Project Management is a Prioritized List

I just finished forming a new company called Crafting Bytes with Brad Cunningham and Ike Ellis.  We wanted to start taking on bigger projects using the techniques that have made us so successful as consultants.  Over time we have noticed that we do much better with the projects when we take control of the project management as well as the development rather than simply augmenting the development staff.  What is different about our project management style than the project management style of other companies that we work with?

One major difference is that we don't use scrum.   In a sprint developers spend a lot of time estimating the work.  Estimating can be important when the estimate is used to determine whether or not the work should take place at all.  However, in most cases companies were using the estimate to inform management when the product was supposed to ship, so that they could relay that information to the customer.  It would be a better idea to relay the information to the customer *after* the work has been completed.  It is much more accurate that way.  The other reason managers were requiring estimates was to figure out how much work should be completed this sprint.  So in other words managers were requiring estimates for the sole purpose of the project management methodology they were using.

The thing is estimates take a lot of time, and they are rarely accurate.  Our thought was let's forget scrum and just go with a simple Kanban board (from the Lean school of thinking).  By doing this we can save ourselves countless hours of trying to figure out how much time things are going to take, and spend more time simply doing them.

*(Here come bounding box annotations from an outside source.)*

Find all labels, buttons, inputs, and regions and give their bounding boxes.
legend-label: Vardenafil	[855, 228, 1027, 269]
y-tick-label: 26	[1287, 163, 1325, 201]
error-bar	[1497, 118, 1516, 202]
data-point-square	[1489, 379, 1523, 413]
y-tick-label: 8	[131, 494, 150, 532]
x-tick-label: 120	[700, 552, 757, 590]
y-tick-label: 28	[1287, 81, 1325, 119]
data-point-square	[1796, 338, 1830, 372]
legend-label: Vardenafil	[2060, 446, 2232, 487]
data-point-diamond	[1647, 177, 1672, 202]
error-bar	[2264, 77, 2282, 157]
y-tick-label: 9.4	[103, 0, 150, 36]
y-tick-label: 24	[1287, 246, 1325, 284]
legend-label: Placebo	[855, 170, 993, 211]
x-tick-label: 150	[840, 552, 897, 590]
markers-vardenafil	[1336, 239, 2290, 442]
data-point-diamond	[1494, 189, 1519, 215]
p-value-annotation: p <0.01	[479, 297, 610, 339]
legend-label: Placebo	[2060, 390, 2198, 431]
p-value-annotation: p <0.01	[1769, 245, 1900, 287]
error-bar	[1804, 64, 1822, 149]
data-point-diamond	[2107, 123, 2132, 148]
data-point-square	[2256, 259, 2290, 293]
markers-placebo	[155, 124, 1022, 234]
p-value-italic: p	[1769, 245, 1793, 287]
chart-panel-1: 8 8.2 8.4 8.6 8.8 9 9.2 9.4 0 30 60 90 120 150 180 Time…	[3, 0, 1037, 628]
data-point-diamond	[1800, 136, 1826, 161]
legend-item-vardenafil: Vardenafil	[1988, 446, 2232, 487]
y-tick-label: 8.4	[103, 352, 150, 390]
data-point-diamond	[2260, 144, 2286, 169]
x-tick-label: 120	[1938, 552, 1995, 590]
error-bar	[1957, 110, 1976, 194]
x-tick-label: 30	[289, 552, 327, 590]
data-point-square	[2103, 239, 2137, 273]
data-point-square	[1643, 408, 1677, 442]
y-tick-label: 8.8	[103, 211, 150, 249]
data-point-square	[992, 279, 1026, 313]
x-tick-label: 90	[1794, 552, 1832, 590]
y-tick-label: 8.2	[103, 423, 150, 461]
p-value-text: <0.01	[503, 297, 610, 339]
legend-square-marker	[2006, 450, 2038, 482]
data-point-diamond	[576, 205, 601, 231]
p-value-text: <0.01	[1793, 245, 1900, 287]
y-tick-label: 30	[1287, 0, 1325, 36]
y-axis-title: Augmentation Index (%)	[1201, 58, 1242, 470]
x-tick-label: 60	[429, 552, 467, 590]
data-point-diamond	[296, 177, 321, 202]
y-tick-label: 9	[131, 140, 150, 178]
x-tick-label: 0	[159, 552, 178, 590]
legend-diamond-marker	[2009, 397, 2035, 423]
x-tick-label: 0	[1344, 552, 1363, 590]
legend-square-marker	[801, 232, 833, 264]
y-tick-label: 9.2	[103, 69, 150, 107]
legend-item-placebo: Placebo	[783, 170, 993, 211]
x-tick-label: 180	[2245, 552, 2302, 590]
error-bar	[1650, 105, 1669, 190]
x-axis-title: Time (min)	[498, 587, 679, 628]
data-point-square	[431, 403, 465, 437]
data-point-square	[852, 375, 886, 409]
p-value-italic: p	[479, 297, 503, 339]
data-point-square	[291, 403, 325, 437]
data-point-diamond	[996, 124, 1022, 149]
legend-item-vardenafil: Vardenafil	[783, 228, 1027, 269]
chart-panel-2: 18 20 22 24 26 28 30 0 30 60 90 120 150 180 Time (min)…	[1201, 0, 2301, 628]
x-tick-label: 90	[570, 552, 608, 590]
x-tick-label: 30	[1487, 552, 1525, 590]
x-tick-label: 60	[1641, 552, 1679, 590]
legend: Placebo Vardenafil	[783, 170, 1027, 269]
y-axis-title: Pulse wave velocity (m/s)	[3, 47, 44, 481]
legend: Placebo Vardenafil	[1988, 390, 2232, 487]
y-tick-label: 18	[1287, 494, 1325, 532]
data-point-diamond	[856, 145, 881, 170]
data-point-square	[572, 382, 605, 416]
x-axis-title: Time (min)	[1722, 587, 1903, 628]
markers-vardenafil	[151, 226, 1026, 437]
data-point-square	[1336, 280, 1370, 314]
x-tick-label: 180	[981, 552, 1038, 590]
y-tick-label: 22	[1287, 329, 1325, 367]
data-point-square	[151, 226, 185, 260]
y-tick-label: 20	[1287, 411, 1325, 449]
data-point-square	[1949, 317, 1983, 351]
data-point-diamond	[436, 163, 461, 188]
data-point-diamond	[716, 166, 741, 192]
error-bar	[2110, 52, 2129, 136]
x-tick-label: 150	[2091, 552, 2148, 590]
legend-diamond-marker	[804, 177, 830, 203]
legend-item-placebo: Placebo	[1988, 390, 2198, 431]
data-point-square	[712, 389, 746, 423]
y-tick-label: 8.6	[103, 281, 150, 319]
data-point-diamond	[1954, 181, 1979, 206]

OK, so that saves a couple days every sprint, but then what is the purpose of having a project manager at all?  I admit that the project managers of many companies are totally unnecessary.  You know the type, they spend most of their time polling individual people "are you done yet".  They could easily be replaced by voice recognition software that recognizes the word "yes".  This isn't really project management, it is instead project reaction.  Project *management* would be managing the work of the project, prior to it starting.  In short a project managers job is to figure out which work is the most important and which work is so unimportant it doesn't need to be done at all.  Great project managers remove all unnecessary tasks, that is all tasks that don't lead to working software, and prioritize which features are the most important for the business and the user.  In short they control the prioritized list.


Thinking of project management as simply controlling the list of things that need to get done and prioritizing the most important simplifies the job of the project manager and helps the team achieve minimum "time to value" - a vastly underrated metric.